The night of Thursday, July 24 was unusual; perhaps it was unique. Events that evening had a purpose – to leave no visitor or resident with doubts about the colonial city’s history.
The night was part of the Cultural Festival of the Annexation and featured the Vamos a Turistear walk (“Let’s Go Be Tourists”), a historical tour through the district’s most important sites.
More than 100 people attended the event, which started at 7:30 p.m. at theCabildo (town hall), the first meeting point featured on the tour. There, the event’s organizer, Cesar Barrantes, welcomed the participants, speaking through a sound system. He promised that they would relive the history of the country and, of course, that of Guanacaste.

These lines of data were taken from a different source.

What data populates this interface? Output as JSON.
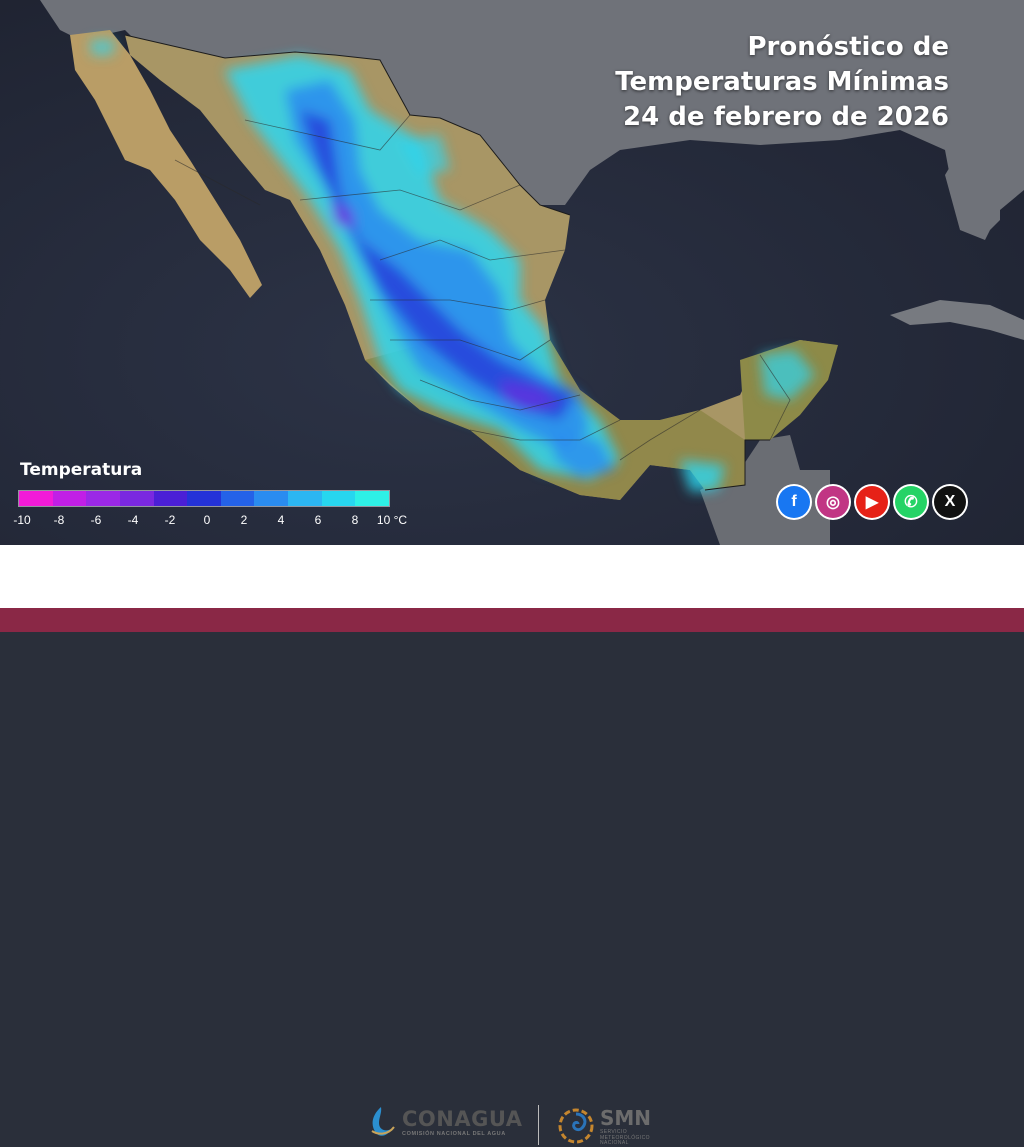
{
  "title": {
    "line1": "Pronóstico de",
    "line2": "Temperaturas Mínimas",
    "line3": "24 de febrero de 2026"
  },
  "legend": {
    "title": "Temperatura",
    "ticks": [
      "-10",
      "-8",
      "-6",
      "-4",
      "-2",
      "0",
      "2",
      "4",
      "6",
      "8",
      "10 °C"
    ],
    "colors": [
      "#f21bd8",
      "#c11fe6",
      "#9b28e6",
      "#7a28e0",
      "#4b1fd6",
      "#2432d8",
      "#2462e8",
      "#2a8cf0",
      "#2cb6f2",
      "#27d6ef",
      "#2ef0e6"
    ]
  },
  "social": [
    {
      "name": "facebook-icon",
      "glyph": "f",
      "color": "#1877f2"
    },
    {
      "name": "instagram-icon",
      "glyph": "◎",
      "color": "#c13584"
    },
    {
      "name": "youtube-icon",
      "glyph": "▶",
      "color": "#e62117"
    },
    {
      "name": "whatsapp-icon",
      "glyph": "✆",
      "color": "#25d366"
    },
    {
      "name": "x-icon",
      "glyph": "X",
      "color": "#111111"
    }
  ],
  "footer": {
    "conagua_name": "CONAGUA",
    "conagua_sub": "COMISIÓN NACIONAL DEL AGUA",
    "smn_name": "SMN",
    "smn_sub1": "SERVICIO",
    "smn_sub2": "METEOROLÓGICO",
    "smn_sub3": "NACIONAL"
  },
  "colors": {
    "ocean": "#2b3142",
    "land_gray": "#6d7078",
    "land_tan": "#b9a06a",
    "land_green": "#8f8c4c",
    "footer_bar": "#8a2846"
  }
}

Celebrating the 190th anniversary of the Annexation, Barrantes explained that the Cabildo was the place where, on July 25, 1824, an open town meeting brought together residents of the Party of Nicoya. In an act of pure free will, the residents decided to join the Costa Rican republic. In addition, Barrantes explained that the Cabildo, located across from Recaredo Briceño Park, was the place where the act that made the annexation official was signed.

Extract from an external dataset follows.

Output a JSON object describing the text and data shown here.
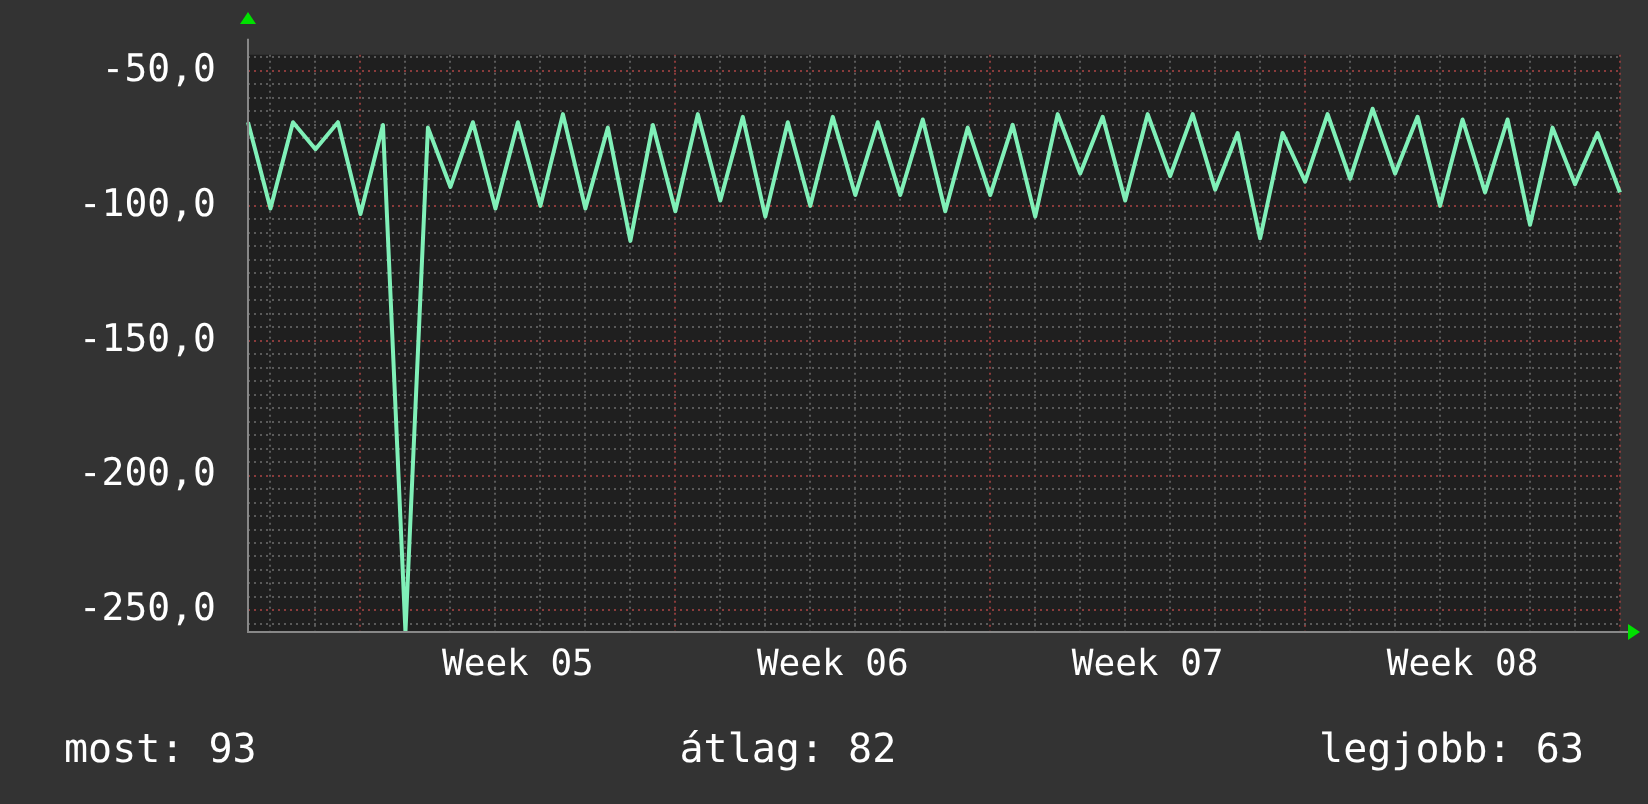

The event was sponsored by the Costa Rican Tourism Institute (ICT – Instituto Costarricense de Turismo), so the majority of participants wore identifying white T-shirts with the Vamos a Turistear logo.
The wind was refreshing for the walk through the sweltering colonial city, which proceeded to the Cofradia (Brotherhood) building. There, participants watched a private show of the lovely tradition of the Baile de la Yegüita (The Little Mare’s Dance). At that building, Jose Antonio Aiza, the administrator of the Cofradia, gave a detailed explanation of the dance’s origin, which dates back to 1914. Put briefly, two men were going to kill each other for the love of the Indian woman Nantiume. However, because of the people’s prayers, a small black mare appeared and stopped the fight.
Upon leaving the Cofradia building, a cimarrona band (one with giant dancing puppets) joined the procession. More than a few took advantage of the occasion to show off their best Guanacastec-style yell and a few dance steps.
Vamos a Turistear caught the attention of Ticos and foreigners alike, as in the case of New Yorker Gabriel Cei, who said he was amazed by Guanacaste’s architecture. “The homes are very beautiful; I loved that traditional dance a lot. It’s incredible! I also like those drums [of the cimarrona]. I feel like it’s the World Cup,” he said.
In addition, some central valley residents took advantage of the holiday to visit Nicoya. That was the case for Yeorlene Contreras, who said that she was on a vacation in Tamarindo with her family when they decided to participate in Vamos a Turistear.
“It’s something new for me; it’s something incredibly well-organized. Today I have learned a lot about the history of Nicoya canton. Everything has been very lovely,” said Contreras.
The tour also stopped by the colonial church and a few homes in the La Cananga neighborhood. During the nearly 1.5 hours that the tour lasted, the participants were protected by officials from the public force and an ambulance that was available for emergencies.
The history lessons weren’t only for visitors, as some Nicoyans, such as Leida Ruiz, also learned something new about Nicoya’s history. “These activities should be constant – this preserves traditions. As a Nicoyan, there were a lot of things I didn’t know, like the history of many houses in the La Cananga neighborhood, and they explained it very well,” asserted Ruiz.
To finish the tour, a group of marimbas livened up the fiesta at about 9 p.m., leaving many satisfied that they had participated.